Wow... I don’t log on to LTG for a month or so and my old ‘58 Freshman thread sort of blew up. Cool!
I’d go point by point, but others have addressed quite a few of your “questions” already, and I thank them all quite enthusiastically for that. And some of the things you wrote about were also addressed during the year or so before you happened upon my old post.
First, the luthier in question is a very good luthier. His name is Dave and he works here in Vermont. I can give you his phone number and you can give him a call... chat about old archtops with him. He’s worked on a lot of them... rebuilt a lot of them. He’s very knowledgable, especially about old Epiphones. You can tell him the “baloney... big BS” stuff yourself.
The serial number here is 8213. That dates this beautiful guitar as a ‘58... probably. It’s near the end of the ‘58 run, according to the Guild website, which puts the last ‘58 serial number at 8300 (as stated above by another LTGer). It also has a ghost label which, according to Hans’ indispensable Guild Guitar Book, was introduced in ‘59 and used through ‘60. So mine COULD be a ‘59, but I don’t think so. The serial number says ‘58. Kind of a tweener. Perhaps Hans will tell us exactly when my guitar was built. He most certainly knows. Does your guitar have a similar serial number? Does it have a silhouette, ghost, or oval label? Hans can most definitely tell you when your guitar was built if you provide the requested serial number.
Everything I’ve read and heard here and on other websites tells me cherry was very rare, or even nonexistent, in ‘58, and although my original feeling was this is the original paint, I trust Dave’s judgement that the overspray he found is evidence of a repaint. Therefore, because of these two factors, I don’t believe this is original paint, and I do believe it was repainted a very long time ago. I suppose Dave could be wrong, and if he is, that would make him both wrong about the paint on this guitar AND a very competent, honest, and talented luthier, because those facts can all exist in the same world at the same time.
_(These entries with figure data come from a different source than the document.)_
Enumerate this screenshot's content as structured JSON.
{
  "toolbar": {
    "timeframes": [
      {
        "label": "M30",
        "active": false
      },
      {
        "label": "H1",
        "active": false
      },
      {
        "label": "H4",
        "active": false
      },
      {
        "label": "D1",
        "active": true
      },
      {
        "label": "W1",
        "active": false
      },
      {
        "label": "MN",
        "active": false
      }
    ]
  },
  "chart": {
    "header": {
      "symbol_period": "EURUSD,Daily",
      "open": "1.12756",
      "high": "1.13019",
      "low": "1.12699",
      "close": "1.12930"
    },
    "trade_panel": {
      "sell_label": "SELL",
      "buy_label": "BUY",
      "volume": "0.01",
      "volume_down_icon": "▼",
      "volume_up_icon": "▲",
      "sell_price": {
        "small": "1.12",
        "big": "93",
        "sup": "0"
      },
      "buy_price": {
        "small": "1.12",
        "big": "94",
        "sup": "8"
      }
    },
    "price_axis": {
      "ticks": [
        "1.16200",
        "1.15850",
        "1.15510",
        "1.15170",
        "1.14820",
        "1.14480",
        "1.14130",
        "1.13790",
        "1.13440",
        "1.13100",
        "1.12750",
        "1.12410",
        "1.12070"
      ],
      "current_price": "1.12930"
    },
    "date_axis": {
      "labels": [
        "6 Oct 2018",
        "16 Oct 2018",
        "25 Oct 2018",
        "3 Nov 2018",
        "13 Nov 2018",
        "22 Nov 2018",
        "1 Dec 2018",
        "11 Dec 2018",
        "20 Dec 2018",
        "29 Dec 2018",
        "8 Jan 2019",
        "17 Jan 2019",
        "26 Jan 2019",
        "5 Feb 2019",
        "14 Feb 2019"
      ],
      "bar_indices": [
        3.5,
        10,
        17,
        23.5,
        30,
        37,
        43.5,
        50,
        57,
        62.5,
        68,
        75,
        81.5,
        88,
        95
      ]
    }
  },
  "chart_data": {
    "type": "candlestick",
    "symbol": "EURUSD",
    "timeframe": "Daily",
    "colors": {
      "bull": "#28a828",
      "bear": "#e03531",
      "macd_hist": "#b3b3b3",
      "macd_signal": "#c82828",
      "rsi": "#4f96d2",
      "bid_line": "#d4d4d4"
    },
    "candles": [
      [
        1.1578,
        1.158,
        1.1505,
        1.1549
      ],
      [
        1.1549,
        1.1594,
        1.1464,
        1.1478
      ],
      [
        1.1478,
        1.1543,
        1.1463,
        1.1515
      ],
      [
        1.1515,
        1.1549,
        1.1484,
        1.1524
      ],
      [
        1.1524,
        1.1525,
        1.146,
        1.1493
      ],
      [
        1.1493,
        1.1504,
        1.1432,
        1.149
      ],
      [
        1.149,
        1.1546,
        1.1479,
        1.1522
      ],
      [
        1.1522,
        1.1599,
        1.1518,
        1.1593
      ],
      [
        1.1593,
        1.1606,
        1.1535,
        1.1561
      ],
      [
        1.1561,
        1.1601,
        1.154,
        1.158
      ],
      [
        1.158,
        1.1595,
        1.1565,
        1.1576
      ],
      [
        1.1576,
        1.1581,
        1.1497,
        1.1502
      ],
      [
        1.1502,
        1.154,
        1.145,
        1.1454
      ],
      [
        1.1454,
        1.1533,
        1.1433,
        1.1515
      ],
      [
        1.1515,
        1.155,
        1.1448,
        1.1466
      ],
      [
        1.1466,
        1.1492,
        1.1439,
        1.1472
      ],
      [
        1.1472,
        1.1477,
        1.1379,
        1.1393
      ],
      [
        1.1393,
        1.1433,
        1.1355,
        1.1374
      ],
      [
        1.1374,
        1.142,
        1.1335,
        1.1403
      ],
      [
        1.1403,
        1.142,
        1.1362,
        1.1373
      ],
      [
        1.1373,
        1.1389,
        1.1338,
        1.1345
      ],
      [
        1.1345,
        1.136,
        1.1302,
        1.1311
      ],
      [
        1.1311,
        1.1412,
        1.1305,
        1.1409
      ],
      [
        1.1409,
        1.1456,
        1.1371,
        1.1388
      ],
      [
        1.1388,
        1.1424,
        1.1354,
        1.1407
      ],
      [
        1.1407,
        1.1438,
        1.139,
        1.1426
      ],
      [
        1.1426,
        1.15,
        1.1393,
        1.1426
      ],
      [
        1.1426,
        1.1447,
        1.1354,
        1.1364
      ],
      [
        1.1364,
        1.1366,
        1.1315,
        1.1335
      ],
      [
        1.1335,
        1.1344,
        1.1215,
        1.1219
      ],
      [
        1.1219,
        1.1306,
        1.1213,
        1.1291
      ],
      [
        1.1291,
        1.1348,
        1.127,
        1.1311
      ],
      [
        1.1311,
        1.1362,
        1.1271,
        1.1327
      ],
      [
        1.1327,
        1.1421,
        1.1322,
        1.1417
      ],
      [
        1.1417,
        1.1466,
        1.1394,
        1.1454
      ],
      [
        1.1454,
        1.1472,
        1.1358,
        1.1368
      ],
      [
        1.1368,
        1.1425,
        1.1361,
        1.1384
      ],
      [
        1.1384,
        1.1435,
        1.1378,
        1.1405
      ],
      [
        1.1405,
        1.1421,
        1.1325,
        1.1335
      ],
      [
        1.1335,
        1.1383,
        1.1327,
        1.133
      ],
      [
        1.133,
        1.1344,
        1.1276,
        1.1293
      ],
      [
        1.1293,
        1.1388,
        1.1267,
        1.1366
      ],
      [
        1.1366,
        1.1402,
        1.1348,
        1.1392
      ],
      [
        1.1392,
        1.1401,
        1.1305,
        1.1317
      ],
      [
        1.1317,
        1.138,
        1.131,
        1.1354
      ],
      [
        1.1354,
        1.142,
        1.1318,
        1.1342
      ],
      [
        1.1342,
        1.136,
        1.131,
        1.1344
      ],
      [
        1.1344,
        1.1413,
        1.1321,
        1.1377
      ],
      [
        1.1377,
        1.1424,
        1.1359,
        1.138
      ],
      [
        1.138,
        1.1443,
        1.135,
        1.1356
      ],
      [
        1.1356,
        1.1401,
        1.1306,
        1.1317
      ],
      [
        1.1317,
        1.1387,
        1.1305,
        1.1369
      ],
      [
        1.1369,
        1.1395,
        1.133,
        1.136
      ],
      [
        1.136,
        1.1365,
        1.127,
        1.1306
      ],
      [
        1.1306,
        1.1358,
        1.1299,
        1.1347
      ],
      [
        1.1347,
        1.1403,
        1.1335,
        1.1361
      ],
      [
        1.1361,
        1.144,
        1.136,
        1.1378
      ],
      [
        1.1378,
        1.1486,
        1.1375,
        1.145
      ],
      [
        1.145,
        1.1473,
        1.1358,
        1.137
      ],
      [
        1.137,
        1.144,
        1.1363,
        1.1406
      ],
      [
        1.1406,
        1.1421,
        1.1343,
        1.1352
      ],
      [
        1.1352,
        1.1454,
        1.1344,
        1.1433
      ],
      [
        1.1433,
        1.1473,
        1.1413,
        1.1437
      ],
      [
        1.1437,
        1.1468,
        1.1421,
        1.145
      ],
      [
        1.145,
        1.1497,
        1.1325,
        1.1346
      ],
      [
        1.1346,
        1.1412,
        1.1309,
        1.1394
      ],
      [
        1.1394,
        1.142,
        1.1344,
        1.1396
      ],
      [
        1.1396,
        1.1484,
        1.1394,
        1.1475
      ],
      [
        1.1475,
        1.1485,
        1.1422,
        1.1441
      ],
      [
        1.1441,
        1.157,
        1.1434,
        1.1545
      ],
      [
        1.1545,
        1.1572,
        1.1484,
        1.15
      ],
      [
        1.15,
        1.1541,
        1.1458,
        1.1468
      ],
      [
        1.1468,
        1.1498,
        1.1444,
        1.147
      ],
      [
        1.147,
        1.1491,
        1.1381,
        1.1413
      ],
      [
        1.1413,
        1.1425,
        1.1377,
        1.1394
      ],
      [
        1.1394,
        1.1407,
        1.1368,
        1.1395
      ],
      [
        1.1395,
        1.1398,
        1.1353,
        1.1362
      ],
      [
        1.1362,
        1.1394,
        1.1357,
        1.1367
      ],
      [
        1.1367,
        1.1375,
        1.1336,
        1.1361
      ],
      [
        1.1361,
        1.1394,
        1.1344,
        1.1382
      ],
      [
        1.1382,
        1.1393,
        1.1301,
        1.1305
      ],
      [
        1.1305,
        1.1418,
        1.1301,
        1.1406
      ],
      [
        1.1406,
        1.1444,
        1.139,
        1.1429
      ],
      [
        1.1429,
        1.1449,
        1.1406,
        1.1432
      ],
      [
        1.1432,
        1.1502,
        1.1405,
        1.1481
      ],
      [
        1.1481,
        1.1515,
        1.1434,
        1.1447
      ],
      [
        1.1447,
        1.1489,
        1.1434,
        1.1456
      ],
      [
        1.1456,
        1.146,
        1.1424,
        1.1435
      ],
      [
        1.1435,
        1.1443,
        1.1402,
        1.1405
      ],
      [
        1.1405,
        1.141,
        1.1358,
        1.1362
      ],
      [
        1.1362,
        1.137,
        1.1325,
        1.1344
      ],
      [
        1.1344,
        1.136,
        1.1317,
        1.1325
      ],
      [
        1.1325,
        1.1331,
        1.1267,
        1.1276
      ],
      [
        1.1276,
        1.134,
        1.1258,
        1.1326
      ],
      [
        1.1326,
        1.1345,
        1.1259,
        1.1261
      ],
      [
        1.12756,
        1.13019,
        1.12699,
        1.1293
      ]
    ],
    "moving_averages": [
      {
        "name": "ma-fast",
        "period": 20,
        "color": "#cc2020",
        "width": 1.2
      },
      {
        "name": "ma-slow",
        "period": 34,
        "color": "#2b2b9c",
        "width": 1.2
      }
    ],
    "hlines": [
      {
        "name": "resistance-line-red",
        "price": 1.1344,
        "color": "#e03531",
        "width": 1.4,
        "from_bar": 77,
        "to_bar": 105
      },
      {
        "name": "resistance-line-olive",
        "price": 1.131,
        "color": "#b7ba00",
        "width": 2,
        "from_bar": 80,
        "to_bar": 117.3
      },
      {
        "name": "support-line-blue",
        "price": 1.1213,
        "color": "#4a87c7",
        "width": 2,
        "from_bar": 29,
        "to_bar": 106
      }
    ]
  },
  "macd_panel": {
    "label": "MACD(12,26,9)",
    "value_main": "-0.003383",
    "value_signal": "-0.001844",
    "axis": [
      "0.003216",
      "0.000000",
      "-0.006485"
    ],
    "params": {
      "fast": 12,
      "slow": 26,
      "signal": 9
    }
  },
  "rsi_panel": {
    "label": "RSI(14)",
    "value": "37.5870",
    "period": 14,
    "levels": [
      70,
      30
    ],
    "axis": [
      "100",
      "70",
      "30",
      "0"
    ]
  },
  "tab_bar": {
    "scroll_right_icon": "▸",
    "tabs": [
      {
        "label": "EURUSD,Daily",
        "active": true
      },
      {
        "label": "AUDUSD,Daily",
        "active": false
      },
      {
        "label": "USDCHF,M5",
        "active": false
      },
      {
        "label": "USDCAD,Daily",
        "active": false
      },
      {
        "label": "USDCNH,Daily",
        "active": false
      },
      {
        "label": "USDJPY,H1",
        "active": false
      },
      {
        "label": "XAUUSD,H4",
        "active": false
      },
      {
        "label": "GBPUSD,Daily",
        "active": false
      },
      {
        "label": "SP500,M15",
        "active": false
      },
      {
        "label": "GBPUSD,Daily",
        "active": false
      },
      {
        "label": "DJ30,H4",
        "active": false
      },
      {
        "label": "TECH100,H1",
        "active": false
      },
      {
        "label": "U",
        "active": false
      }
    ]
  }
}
I believe the following: The tuners are non-original, as stated in the original post. That was obvious from the get go. The pickup is original. The knobs, bridge, and pickguard are original. I’ve heard from several folks here (all of whom are far more knowledgable than me) about the headstock and I’ve concluded the most likely headstock scenario is that the heatstock was originally painted black with a gold script - painted on - Guild logo that probably started peeling and was eventually refinished. Perhaps someone randomly sanded the original logo off, or inexplicably thought it would look better with a matching paint when they repainted the body. But honestly, the headstock paint doesn’t match the body very well... so it remains kind of a mystery. I also had this guitar refretted and some binding work done. Bindings shrink on these so there was a little gap to fill.
I’ve never seen anyone come on this website and inform another Guild collector their guitar was worth $0 and/or “zilch.” You did both. That’s an interesting, and highly inaccurate, take. A pristine example of a ‘58 M-65 would obviously fetch a better price, but vintage guitars often have a checkered history... through no fault of their own. And the M-65 was an entry level guitar to begin with, so it doesn’t fetch premium prices anyways. But the pedigree you list as your signature tells me you already know all of this, making the “zero-zilch” thing a bit of a conundrum. I’m sure I’d have no trouble getting a fair amount of money for this guitar from many Guild guitar collectors reading this post right now. But that won’t happen because I’d never sell this guitar. It’s family now.
Your ‘61 Tremolux seems like a nice amp. I’ve heard good things about them.